As/os alunas/os trão prazer em guardar as anotaçãos
e os exercícios.
- Aula sem as/os alunas/os fazerem algo com as mãos. Por exemplo,
desenharem. Mas fazerem cálculos já é alguma coisa.
- Aula sem ritmo. As/os alunas/os devem absorver algo da matéria
e logo depois fazer algo com o que aprenderam, alternando-se esse ritmo
durante a aula. Isso corresponde a um ritmo de inspiração e expiração,
muito usado na pedagogia Waldorf. Se as/os alunas/os ficam só absorvendo,
é como se inspirassem o ar sem parar.
- Aula sem aplicações práticas do que foi aprendido. Até o fim
do segundo grau, tudo deveria ter aplicações práticas.
- Aula sem relacionar o assunto com a natureza. Fazer essa relação
na medida do possível.
- Aula sem deixar dúvidas. Ver o item 9 abaixo.
- Aula somente correta.

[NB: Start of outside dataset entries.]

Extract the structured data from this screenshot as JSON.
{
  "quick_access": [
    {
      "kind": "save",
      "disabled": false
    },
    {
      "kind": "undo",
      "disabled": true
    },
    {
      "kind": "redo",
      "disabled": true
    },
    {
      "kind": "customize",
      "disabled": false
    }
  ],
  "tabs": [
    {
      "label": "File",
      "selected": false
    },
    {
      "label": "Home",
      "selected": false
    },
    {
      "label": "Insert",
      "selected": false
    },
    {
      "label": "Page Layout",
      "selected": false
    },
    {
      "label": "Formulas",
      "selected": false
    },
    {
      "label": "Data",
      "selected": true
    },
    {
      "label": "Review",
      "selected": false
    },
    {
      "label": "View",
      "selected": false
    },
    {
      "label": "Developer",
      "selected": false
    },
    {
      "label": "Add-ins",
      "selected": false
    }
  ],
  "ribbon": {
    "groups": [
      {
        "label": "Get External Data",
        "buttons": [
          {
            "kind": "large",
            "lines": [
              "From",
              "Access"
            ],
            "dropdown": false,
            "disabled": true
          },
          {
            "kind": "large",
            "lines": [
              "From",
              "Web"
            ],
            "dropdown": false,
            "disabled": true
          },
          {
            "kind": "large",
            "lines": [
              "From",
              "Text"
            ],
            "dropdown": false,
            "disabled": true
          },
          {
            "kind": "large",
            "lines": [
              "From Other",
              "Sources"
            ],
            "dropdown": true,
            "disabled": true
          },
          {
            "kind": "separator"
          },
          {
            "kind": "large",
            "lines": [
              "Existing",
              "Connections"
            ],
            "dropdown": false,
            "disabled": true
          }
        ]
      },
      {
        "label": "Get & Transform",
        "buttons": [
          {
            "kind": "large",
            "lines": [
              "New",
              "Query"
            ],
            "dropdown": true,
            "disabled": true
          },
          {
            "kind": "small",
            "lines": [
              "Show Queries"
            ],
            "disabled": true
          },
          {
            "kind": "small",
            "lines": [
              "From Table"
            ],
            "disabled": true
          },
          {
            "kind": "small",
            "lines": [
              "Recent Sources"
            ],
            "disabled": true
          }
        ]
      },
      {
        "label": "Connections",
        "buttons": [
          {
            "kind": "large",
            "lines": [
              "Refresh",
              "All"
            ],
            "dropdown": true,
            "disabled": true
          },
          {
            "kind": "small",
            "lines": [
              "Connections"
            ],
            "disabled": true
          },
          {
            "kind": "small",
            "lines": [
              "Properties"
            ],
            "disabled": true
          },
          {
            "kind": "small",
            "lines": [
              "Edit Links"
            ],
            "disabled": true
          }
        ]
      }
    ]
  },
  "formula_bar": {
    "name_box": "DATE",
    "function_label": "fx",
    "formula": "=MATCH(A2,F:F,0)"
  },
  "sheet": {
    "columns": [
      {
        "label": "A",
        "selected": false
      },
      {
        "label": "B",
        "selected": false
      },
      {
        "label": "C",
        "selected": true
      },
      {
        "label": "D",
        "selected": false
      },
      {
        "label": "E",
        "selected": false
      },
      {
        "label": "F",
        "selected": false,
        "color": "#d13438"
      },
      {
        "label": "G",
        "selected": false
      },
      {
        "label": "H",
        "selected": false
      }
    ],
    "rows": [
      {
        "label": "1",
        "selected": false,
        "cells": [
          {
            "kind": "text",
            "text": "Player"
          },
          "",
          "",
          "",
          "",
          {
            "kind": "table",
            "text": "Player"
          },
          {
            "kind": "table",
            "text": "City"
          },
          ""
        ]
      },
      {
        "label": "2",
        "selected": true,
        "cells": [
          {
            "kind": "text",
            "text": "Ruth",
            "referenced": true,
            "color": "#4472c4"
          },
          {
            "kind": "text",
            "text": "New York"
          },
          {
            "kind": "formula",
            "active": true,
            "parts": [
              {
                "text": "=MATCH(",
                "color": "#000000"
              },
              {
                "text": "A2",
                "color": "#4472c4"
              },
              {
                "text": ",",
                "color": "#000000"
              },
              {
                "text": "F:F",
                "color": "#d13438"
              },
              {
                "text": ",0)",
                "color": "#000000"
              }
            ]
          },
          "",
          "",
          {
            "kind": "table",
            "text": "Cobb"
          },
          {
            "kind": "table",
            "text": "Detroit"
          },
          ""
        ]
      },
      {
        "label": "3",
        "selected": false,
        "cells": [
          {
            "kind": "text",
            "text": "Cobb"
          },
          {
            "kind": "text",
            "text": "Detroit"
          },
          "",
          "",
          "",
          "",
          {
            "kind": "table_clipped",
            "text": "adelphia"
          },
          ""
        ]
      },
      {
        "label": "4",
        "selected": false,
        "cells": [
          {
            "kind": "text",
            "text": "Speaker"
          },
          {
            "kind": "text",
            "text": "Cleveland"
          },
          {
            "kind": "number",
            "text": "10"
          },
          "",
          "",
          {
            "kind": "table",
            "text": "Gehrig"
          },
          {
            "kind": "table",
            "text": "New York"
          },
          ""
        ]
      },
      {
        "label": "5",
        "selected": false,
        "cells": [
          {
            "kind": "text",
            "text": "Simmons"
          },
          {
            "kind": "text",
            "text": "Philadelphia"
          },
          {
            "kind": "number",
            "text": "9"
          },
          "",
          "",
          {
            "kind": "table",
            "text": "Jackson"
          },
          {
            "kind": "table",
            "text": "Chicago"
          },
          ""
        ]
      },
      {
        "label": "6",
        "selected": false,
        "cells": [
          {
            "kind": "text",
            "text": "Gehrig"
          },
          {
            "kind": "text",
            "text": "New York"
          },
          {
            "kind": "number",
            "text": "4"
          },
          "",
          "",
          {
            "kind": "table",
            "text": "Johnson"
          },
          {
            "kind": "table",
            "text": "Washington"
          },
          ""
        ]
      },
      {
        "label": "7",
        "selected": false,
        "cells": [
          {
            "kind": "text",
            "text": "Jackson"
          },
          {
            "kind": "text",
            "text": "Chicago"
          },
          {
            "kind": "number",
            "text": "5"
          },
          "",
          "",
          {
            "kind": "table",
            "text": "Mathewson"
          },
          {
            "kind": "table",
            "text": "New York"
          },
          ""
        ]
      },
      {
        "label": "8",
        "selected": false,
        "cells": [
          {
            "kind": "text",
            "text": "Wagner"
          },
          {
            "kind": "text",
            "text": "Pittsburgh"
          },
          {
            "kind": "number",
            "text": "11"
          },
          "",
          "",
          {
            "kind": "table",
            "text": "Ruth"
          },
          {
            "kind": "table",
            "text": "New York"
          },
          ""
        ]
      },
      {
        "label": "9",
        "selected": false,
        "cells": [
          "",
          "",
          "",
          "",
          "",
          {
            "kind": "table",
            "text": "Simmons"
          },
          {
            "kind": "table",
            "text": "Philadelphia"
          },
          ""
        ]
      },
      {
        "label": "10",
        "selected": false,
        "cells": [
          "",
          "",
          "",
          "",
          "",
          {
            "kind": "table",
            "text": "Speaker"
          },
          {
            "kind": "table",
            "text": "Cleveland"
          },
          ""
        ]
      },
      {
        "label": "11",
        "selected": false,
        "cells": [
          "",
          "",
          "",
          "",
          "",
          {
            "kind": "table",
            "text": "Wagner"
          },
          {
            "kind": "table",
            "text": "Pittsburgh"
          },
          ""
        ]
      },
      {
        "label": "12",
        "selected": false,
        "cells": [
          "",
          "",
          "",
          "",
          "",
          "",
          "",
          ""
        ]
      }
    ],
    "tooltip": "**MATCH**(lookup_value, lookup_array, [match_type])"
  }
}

As/os professoras/es deveriam cometer
erros propositais, e avisar no começo da aula que isso irá ocorrer.
Pode-se fazer um concurso de quem descobre os erros. Isso faz as/os
alunas/os prestarem atenção, e revela os que têm mais conhecimento e
talento.
- Aula sem fazer um gancho com a aula anterior. Para isso pode-se
fazer uma avaliação low tech, aparentemente desenvolvida na Universidade
da Califórnia em Berkeley (procurar na internet por "one
minute paper – há várias versões) pedindo-se
às/aos alunas/os que no fim da aula respondam na parte da frente
de metade de uma folha de papel: 1. O que aprendi de mais importante?

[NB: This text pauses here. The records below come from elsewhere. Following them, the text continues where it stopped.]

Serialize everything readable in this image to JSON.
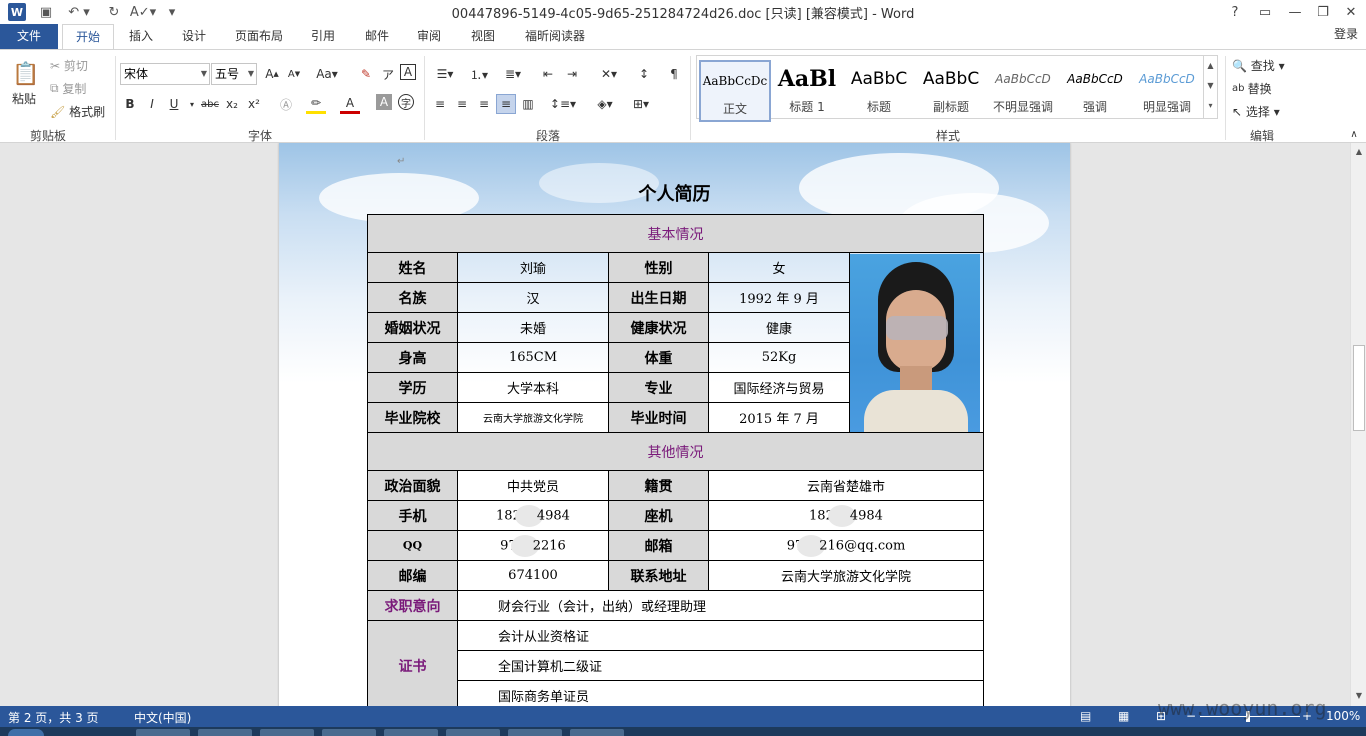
{
  "titlebar": {
    "title": "00447896-5149-4c05-9d65-251284724d26.doc [只读] [兼容模式] - Word",
    "logo": "W",
    "help": "?"
  },
  "tabs": [
    "文件",
    "开始",
    "插入",
    "设计",
    "页面布局",
    "引用",
    "邮件",
    "审阅",
    "视图",
    "福昕阅读器"
  ],
  "login": "登录",
  "clipboard": {
    "paste": "粘贴",
    "cut": "剪切",
    "copy": "复制",
    "format_painter": "格式刷",
    "label": "剪贴板"
  },
  "font": {
    "name": "宋体",
    "size": "五号",
    "label": "字体",
    "bold": "B",
    "italic": "I",
    "underline": "U",
    "strike": "abc",
    "sub": "x₂",
    "sup": "x²",
    "grow": "A",
    "shrink": "A",
    "aa": "Aa",
    "wen": "文",
    "A": "A"
  },
  "paragraph": {
    "label": "段落"
  },
  "styles": {
    "label": "样式",
    "items": [
      {
        "preview": "AaBbCcDc",
        "name": "正文"
      },
      {
        "preview": "AaBl",
        "name": "标题 1"
      },
      {
        "preview": "AaBbC",
        "name": "标题"
      },
      {
        "preview": "AaBbC",
        "name": "副标题"
      },
      {
        "preview": "AaBbCcD",
        "name": "不明显强调"
      },
      {
        "preview": "AaBbCcD",
        "name": "强调"
      },
      {
        "preview": "AaBbCcD",
        "name": "明显强调"
      }
    ]
  },
  "editing": {
    "label": "编辑",
    "find": "查找",
    "replace": "替换",
    "select": "选择"
  },
  "document": {
    "title": "个人简历",
    "section_basic": "基本情况",
    "section_other": "其他情况",
    "basic": [
      {
        "l1": "姓名",
        "v1": "刘瑜",
        "l2": "性别",
        "v2": "女"
      },
      {
        "l1": "名族",
        "v1": "汉",
        "l2": "出生日期",
        "v2": "1992 年 9 月"
      },
      {
        "l1": "婚姻状况",
        "v1": "未婚",
        "l2": "健康状况",
        "v2": "健康"
      },
      {
        "l1": "身高",
        "v1": "165CM",
        "l2": "体重",
        "v2": "52Kg"
      },
      {
        "l1": "学历",
        "v1": "大学本科",
        "l2": "专业",
        "v2": "国际经济与贸易"
      },
      {
        "l1": "毕业院校",
        "v1": "云南大学旅游文化学院",
        "l2": "毕业时间",
        "v2": "2015 年 7 月"
      }
    ],
    "other": [
      {
        "l1": "政治面貌",
        "v1": "中共党员",
        "l2": "籍贯",
        "v2": "云南省楚雄市"
      },
      {
        "l1": "手机",
        "v1a": "182",
        "v1b": "4984",
        "l2": "座机",
        "v2a": "182",
        "v2b": "4984"
      },
      {
        "l1": "QQ",
        "v1a": "97",
        "v1b": "2216",
        "l2": "邮箱",
        "v2a": "97",
        "v2b": "216@qq.com"
      },
      {
        "l1": "邮编",
        "v1": "674100",
        "l2": "联系地址",
        "v2": "云南大学旅游文化学院"
      }
    ],
    "objective_label": "求职意向",
    "objective": "财会行业（会计，出纳）或经理助理",
    "cert_label": "证书",
    "certs": [
      "会计从业资格证",
      "全国计算机二级证",
      "国际商务单证员"
    ],
    "para_mark": "↵"
  },
  "status": {
    "page": "第 2 页，共 3 页",
    "lang": "中文(中国)",
    "zoom": "100%"
  },
  "watermark": "www.wooyun.org",
  "colors": {
    "accent": "#2b579a",
    "section_text": "#7a1a7a",
    "header_fill": "#d9d9d9"
  }
}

2. Qualis as maiores dúvidas que ficaram? 3. Comentários (esse
item foi acrescentado por mim). As/os alunas/os podem colocar opcionalmente
seu nome, e nesse caso especificarem se deve ser confidencial ou não;
nesse último caso o/a professor/a pode citar quem escreveu a avaliação
e sugerir que conversem entre si depois da aula. Na aula seguinte, selecionar
algumas avaliações para mencioná-las, ligando-se assim uma aula à outra
a partir do que as/os próprios estudantes manifestaram. Além disso,
essas avaliações servem para orientar o/a professor/a quanto ao que
as/os alunas/os acharam da matéria. É interessante notar que
várias/os estudantes escrevem o que não tiveram coragem
de perguntar durante a aula. Em disciplinas que eu dava, costumava acrescentar
uma 4ª pergunta, "Com que colegas conversou sobre a aula anterior"

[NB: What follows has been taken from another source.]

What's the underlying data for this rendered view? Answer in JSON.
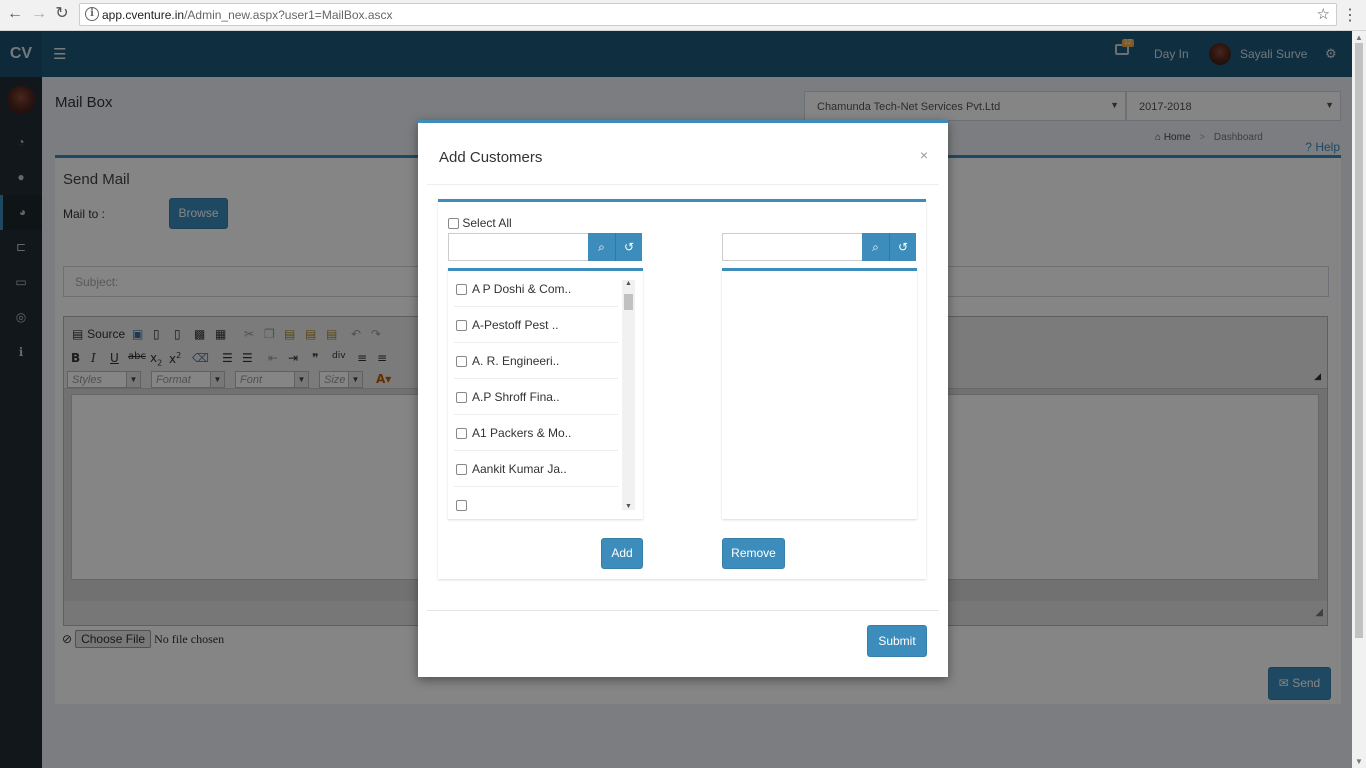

e depois conferia se as referências a colegas correspondiam ao
que esses últimos tinham respondido. Como cada avaliação
era identificada, eu costumava ajuntar todas de cada aluna/o em uma
pastinha, que lhe entregava no fim do semestre letivo. Assim as/os alunas/os
tinham uma memória de suas avaliações. Se forem
muitos em uma classe, pode-se pedir a avaliação apenas
às/aos sentados em uma ou duas fileiras, que devem ser diferentes
a cada aula.
- Aula sem mencionar algo da história da matemática. Por exemplo,
algo que atrai muito as/os alunas/os são biografias das pessoas que
descobriram ou desenvolveram os assuntos tratados na aula. Isso traz
realidade histórica para o que está sendo ensinado.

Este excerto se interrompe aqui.